On y apprend ensuite qu’Étienne Gernelle, le directeur du Point, a suggéré à une collaboratrice de Nicolas Sarkozy les éléments de réponse à nous faire parvenir [« Tu trouves une phrase en disant on ne prend pas ça au sérieux et on en à rien à foutre quoi », lui a-t-il dit – ndlr]. Bref. Après cette conversation dont Gernelle ne nous a jamais informés, nous recevons un SMS de réponse du cabinet de Sarkozy qui précise : « Il s’agit une fois de plus d’un témoignage fantaisiste sans aucune crédibilité »… Après ça, Le Point renonce à la publication pour des raisons qui ne sont pas celles avancées aujourd’hui par Gernelle.
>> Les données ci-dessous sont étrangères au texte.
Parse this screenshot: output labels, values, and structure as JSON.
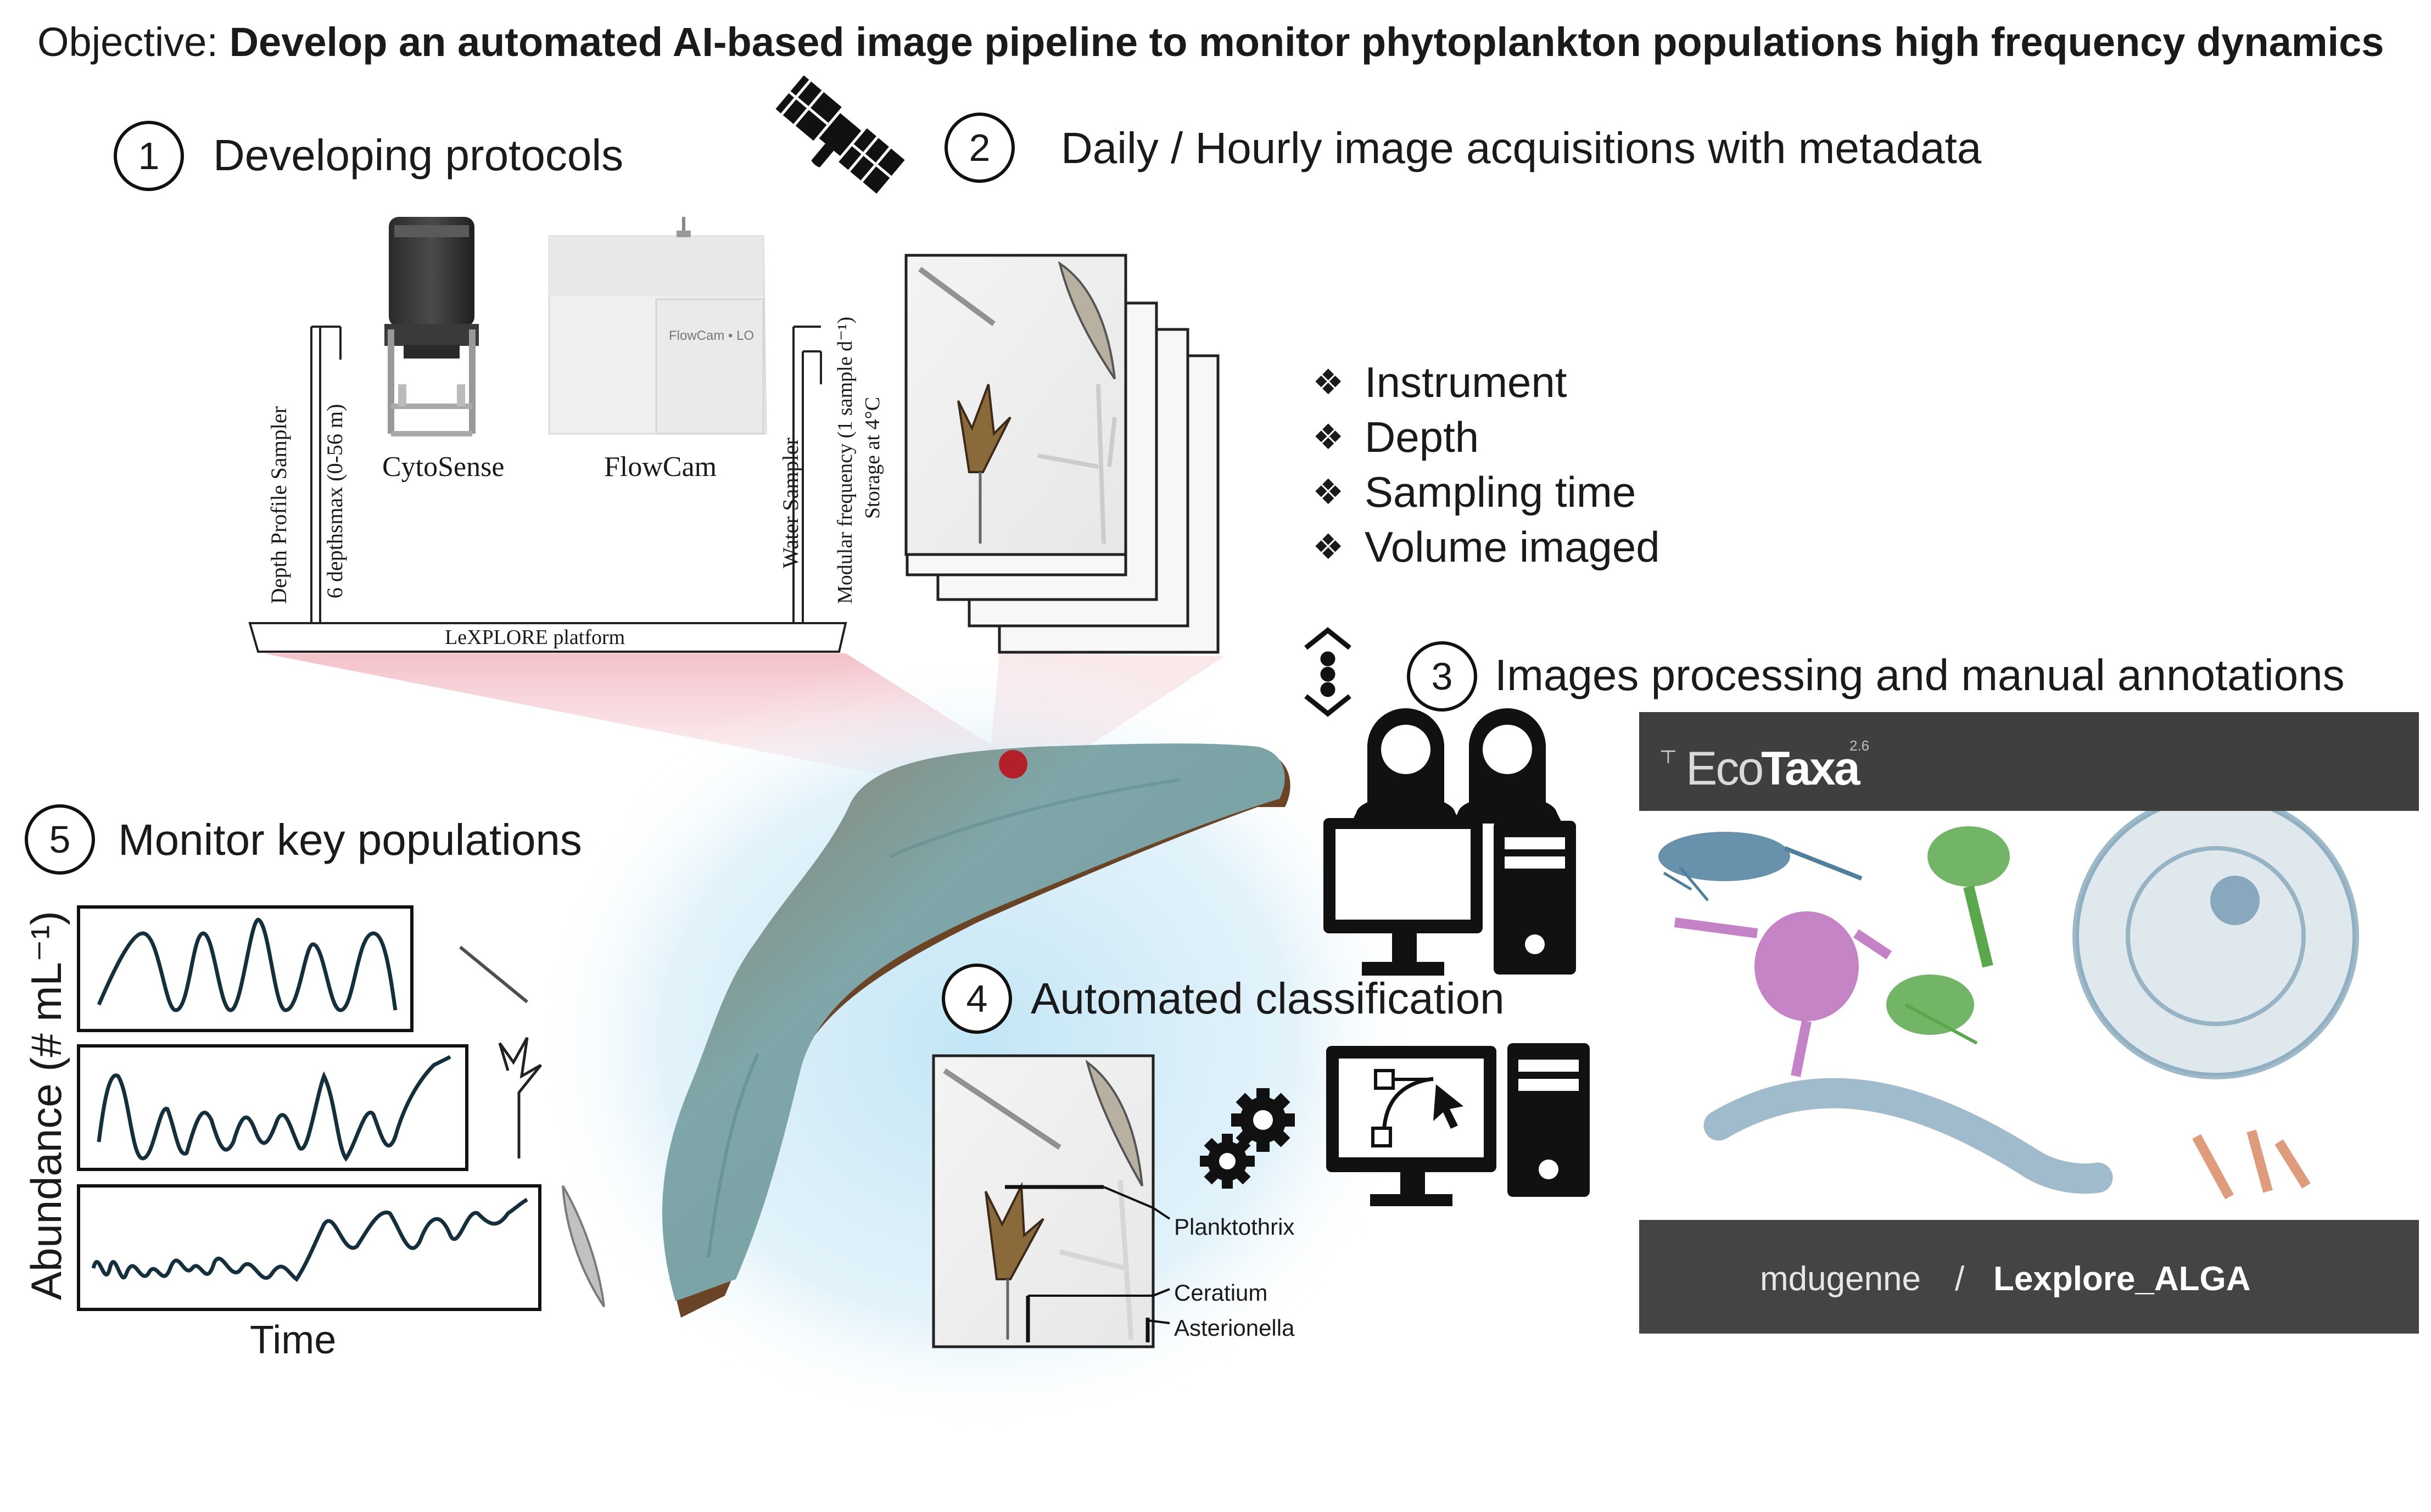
{
  "header": {
    "objective_label": "Objective: ",
    "objective_text": "Develop an automated AI-based image pipeline to monitor phytoplankton populations high frequency dynamics"
  },
  "steps": [
    {
      "number": "1",
      "label": "Developing protocols"
    },
    {
      "number": "2",
      "label": "Daily / Hourly image acquisitions with metadata"
    },
    {
      "number": "3",
      "label": "Images processing and manual annotations"
    },
    {
      "number": "4",
      "label": "Automated classification"
    },
    {
      "number": "5",
      "label": "Monitor key populations"
    }
  ],
  "instruments": {
    "cytosense": "CytoSense",
    "flowcam": "FlowCam",
    "flowcam_brand": "FlowCam • LO",
    "depth_sampler": "Depth Profile Sampler",
    "depth_range": "6 depthsmax  (0-56 m)",
    "water_sampler": "Water Sampler",
    "frequency": "Modular frequency (1 sample d⁻¹)",
    "storage": "Storage at 4°C",
    "platform": "LeXPLORE platform"
  },
  "metadata_items": [
    "Instrument",
    "Depth",
    "Sampling time",
    "Volume imaged"
  ],
  "metadata_bullet_icon": "diamond-bullet-icon",
  "classification_labels": [
    "Planktothrix",
    "Ceratium",
    "Asterionella"
  ],
  "ecotaxa": {
    "logo_prefix": "Eco",
    "logo_suffix": "Taxa",
    "version": "2.6"
  },
  "github": {
    "user": "mdugenne",
    "separator": "/",
    "repo": "Lexplore_ALGA",
    "icon": "github-icon"
  },
  "monitor_plot": {
    "ylabel": "Abundance (# mL⁻¹)",
    "xlabel": "Time"
  },
  "colors": {
    "lake_surface": "#7fa6a8",
    "lake_shore": "#6b4325",
    "location_marker": "#b3202a",
    "sparkline": "#14303c",
    "ecotaxa_blue": "#4e7f9c",
    "ecotaxa_green": "#5aa84c",
    "ecotaxa_magenta": "#b565b8",
    "ecotaxa_orange": "#d98b66"
  }
}
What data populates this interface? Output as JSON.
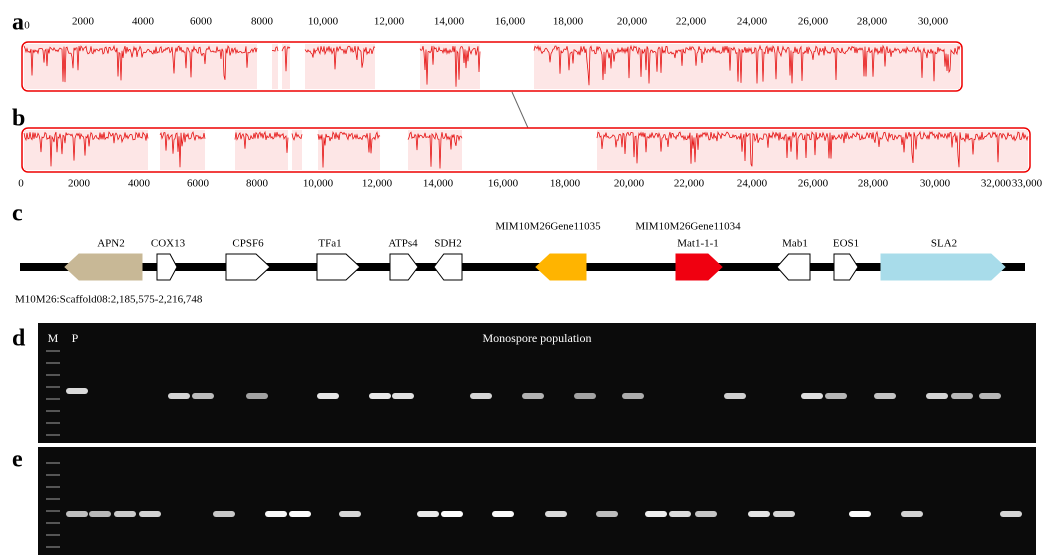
{
  "panel_labels": [
    "a",
    "b",
    "c",
    "d",
    "e"
  ],
  "panel_a": {
    "axis_ticks": [
      "0",
      "2000",
      "4000",
      "6000",
      "8000",
      "10,000",
      "12,000",
      "14,000",
      "16,000",
      "18,000",
      "20,000",
      "22,000",
      "24,000",
      "26,000",
      "28,000",
      "30,000"
    ]
  },
  "panel_b": {
    "axis_ticks": [
      "0",
      "2000",
      "4000",
      "6000",
      "8000",
      "10,000",
      "12,000",
      "14,000",
      "16,000",
      "18,000",
      "20,000",
      "22,000",
      "24,000",
      "26,000",
      "28,000",
      "30,000",
      "32,000",
      "33,000"
    ]
  },
  "panel_c": {
    "gene_labels": [
      "APN2",
      "COX13",
      "CPSF6",
      "TFa1",
      "ATPs4",
      "SDH2",
      "Mat1-1-1",
      "Mab1",
      "EOS1",
      "SLA2"
    ],
    "annotations": [
      "MIM10M26Gene11035",
      "MIM10M26Gene11034"
    ],
    "locus": "M10M26:Scaffold08:2,185,575-2,216,748"
  },
  "panel_d": {
    "lane_labels": [
      "M",
      "P"
    ],
    "title": "Monospore population"
  }
}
Sans prétendre savoir ce qui s’est passé exactement, nous tenons juste à préciser que sa théorie du troisième homme apparu en cours de route est mensongère. Finalement, nous sommes allés voir la concurrence et notre article est sorti dans un autre journal, deux mois plus tard. L’Express l’a pris sans hésiter en lui donnant la même place que celle initialement prévue dans Le Point : six pages et un bandeau d’accroche en une. Le plus cocasse aura été de recevoir, après tout ça, un SMS de félicitations du directeur du Point.